Des tarifs prohibitifs

Mais un autre phénomène freine l’expansion de ces modèles. C’est leur prix, pour l’instant totalement prohibitif. Ils coûtent, en moyenne, 25 000 euros, soit près de 50% plus cher que leur cousine de taille moyenne équipée d’un bon vieux moteur à explosion. Et encore, cette somme tient compte de la prime de 5 000 euros accordée par l’Etat qui a donc déboursé plus de 10 millions d’euros l’an passé pour écouler les 2100 autos électriques vendues. Un montant auquel il convient d’ajouter les centaines de millions de subventions accordées aux constructeurs pour développer les modèles et les produire en France. En outre, l’acquisition d’une voiture électrique est, pour l’instant, réservée aux ménages qui ont déjà la chance de posséder une autre auto, thermique, évidemment. C’est que, même au cas, encore exceptionnel, ou les trajets quotidiens sont possibles, pas question de partir en vacances en électrique.
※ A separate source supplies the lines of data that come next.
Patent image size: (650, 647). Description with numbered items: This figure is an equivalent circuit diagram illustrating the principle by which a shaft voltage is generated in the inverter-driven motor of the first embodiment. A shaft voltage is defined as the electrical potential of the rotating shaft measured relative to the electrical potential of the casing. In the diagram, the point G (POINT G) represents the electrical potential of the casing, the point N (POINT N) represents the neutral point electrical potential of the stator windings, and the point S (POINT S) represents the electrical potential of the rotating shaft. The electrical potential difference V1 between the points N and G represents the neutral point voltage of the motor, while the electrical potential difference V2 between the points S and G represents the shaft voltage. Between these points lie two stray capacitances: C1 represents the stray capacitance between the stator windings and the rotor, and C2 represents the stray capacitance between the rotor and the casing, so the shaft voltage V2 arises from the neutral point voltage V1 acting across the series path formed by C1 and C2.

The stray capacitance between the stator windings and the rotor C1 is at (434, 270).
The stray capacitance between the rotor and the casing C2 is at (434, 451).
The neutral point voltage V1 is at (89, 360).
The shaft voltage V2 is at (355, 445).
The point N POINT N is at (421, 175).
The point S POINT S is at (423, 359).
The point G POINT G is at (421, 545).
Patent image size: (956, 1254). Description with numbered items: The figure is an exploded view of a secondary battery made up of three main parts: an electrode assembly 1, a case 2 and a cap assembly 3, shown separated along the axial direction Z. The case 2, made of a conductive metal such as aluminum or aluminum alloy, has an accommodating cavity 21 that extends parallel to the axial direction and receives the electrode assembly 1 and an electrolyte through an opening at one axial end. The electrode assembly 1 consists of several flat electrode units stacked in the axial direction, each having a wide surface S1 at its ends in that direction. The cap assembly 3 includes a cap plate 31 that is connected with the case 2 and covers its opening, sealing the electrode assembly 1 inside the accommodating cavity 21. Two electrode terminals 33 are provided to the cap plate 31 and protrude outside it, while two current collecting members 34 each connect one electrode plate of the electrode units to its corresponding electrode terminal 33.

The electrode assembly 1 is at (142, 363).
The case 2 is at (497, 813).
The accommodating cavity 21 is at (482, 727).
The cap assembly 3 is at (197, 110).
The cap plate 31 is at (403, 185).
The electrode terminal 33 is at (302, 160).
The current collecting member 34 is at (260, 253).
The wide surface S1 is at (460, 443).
Une contradiction écologique

Autant de raisons qui limitent le succès des voitures électriques. Reste que les chercheurs cherchent, les batteries deviennent de plus en plus performantes, se rechargent de plus en plus vite et les prises de courant vont se multiplier dans les prochaines années. Mais lorsque voitures et infrastructures seront réellement au point, se posera un autre problème, au moins aussi épineux : la consommation électrique. 36 millions de voitures environ circulent en France. Selon l’Ademe (agence de l’environnement et de la maîtrise des énergies), une petite électrique consomme 25 KWh pour 100 kms. En multipliant ce chiffre par le nombre de kilomètres effectués par an, et le nombre d’autos en circulation, certaines associations écologistes n’hésitent pas à estimer la surproduction d’électricité nécessaire à l’équivalent de 10 à 15 nouveaux réacteurs nucléaires, lorsque l’ensemble du parc automobile aura basculé vers le tout électrique. Une évolution, ou une impasse, intéressante à l’heure du débat sur une sortie éventuelle du nucléaire.